Research conducted at Arizona State University in 2016 revealed that the pressure parents exert on their children regarding their grades and extracurricular activities could negatively impact their ability to lead fulfilling lives in the future.
Contrary to popular belief, children of parents who prioritize achievement over qualities like compassion and decency may have lower grades, according to a study.
Suniya Luthar, one of the study's authors, stated that overemphasizing external validation, such as grades and extra-curricular honors, for children's self-worth can increase their insecurity, anxiety, and overall distress.
Professor Ellie Lee of the University of Kent stated on a phone call with CNBC that parents often believe they must mold their child into a specific person, but much of it is beyond their control.
Follow your own interests
To motivate children to pursue their passions without pressure, parents should have their own interests, according to Lee, director of the Centre for Parenting Culture Studies.
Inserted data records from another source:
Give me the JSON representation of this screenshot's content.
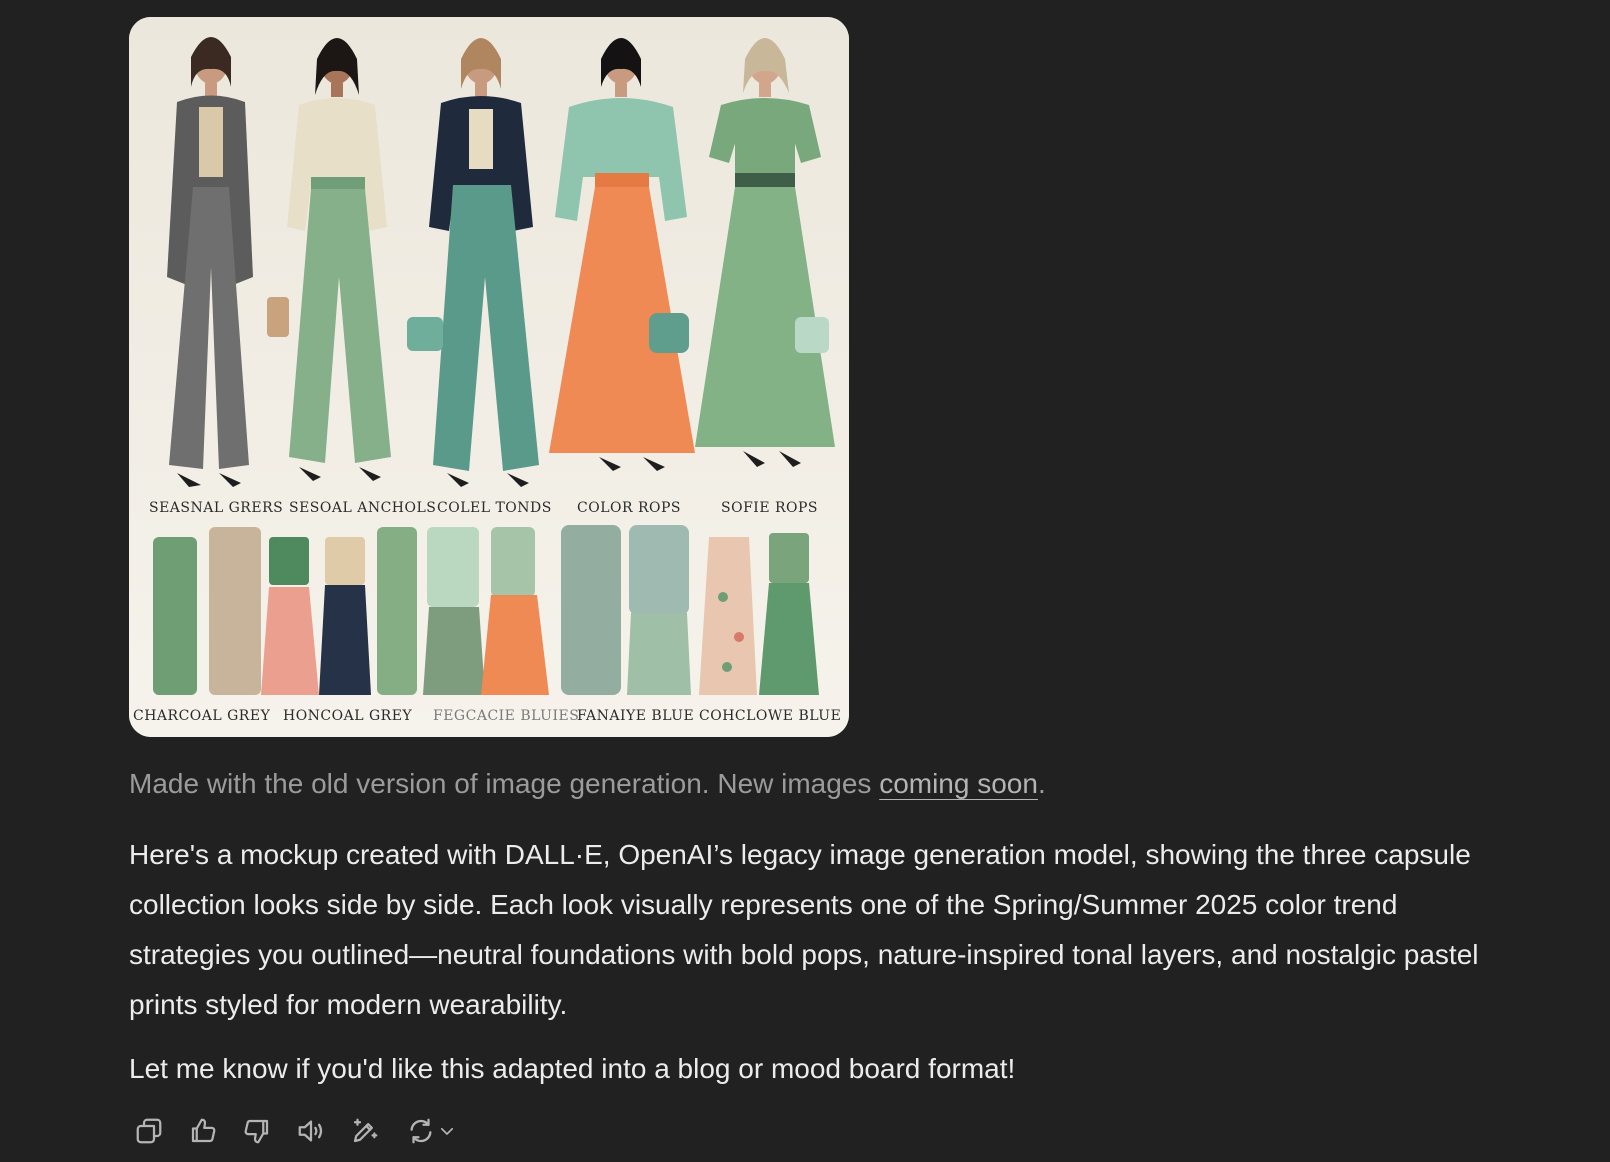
{
  "image": {
    "alt_icon": "generated-image",
    "row_labels_top": [
      "SEASNAL GRERS",
      "SESOAL ANCHOLS",
      "COLEL TONDS",
      "COLOR ROPS",
      "SOFIE ROPS"
    ],
    "row_labels_bottom": [
      "CHARCOAL GREY",
      "HONCOAL GREY",
      "FEGCACIE BLUIES",
      "FANAIYE BLUE",
      "COHCLOWE BLUE"
    ]
  },
  "caption": {
    "text": "Made with the old version of image generation. New images ",
    "link": "coming soon",
    "end": "."
  },
  "response": {
    "paragraph1": "Here's a mockup created with DALL·E, OpenAI’s legacy image generation model, showing the three capsule collection looks side by side. Each look visually represents one of the Spring/Summer 2025 color trend strategies you outlined—neutral foundations with bold pops, nature-inspired tonal layers, and nostalgic pastel prints styled for modern wearability.",
    "paragraph2": "Let me know if you'd like this adapted into a blog or mood board format!"
  },
  "actions": {
    "copy": "copy-icon",
    "like": "thumbs-up-icon",
    "dislike": "thumbs-down-icon",
    "read_aloud": "speaker-icon",
    "edit": "edit-icon",
    "regenerate": "regenerate-icon"
  },
  "colors": {
    "background": "#212121",
    "text": "#ececec",
    "muted": "#9b9b9b"
  }
}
People can almost "drop their former self" and stop pursuing their interests when they become parents, as she said.
While having children can significantly alter one's life, it is crucial for parents to maintain their own interests.
According to her, the thing most likely to influence children and spark their interest is seeing people genuinely passionate about what they do.
According to Lee, children may appreciate the dedication required to master a skill if they observe their parents investing time and effort into something they enjoy.
Listen and observe
Melernie Meheux, a senior child and adolescent educational psychologist, advised CNBC in a phone call that parents should pay attention to and monitor their children's interests by observing and listening to them.
Meheux, an academic tutor at the University College London Institute of Education, stated that she would consistently provide constructive feedback to motivate and inspire, while focusing on acknowledging their strengths and avoiding harsh criticism.
She advised parents to allow children to discover their interests by engaging in play or experimenting with various activities.
Meheux stated that allowing children to discover their own interests and providing them with kind encouragement is beneficial for their mental health and emotional regulation.
"Encouraging children to engage in activities they enjoy can lead to greater learning, outweighing the benefits of forcing them to do things they're not skilled at," she stated.
Meheux acknowledged that while many parents have good intentions for their kids, they may sometimes be "misguided" in their efforts to encourage kids to pursue a certain hobby.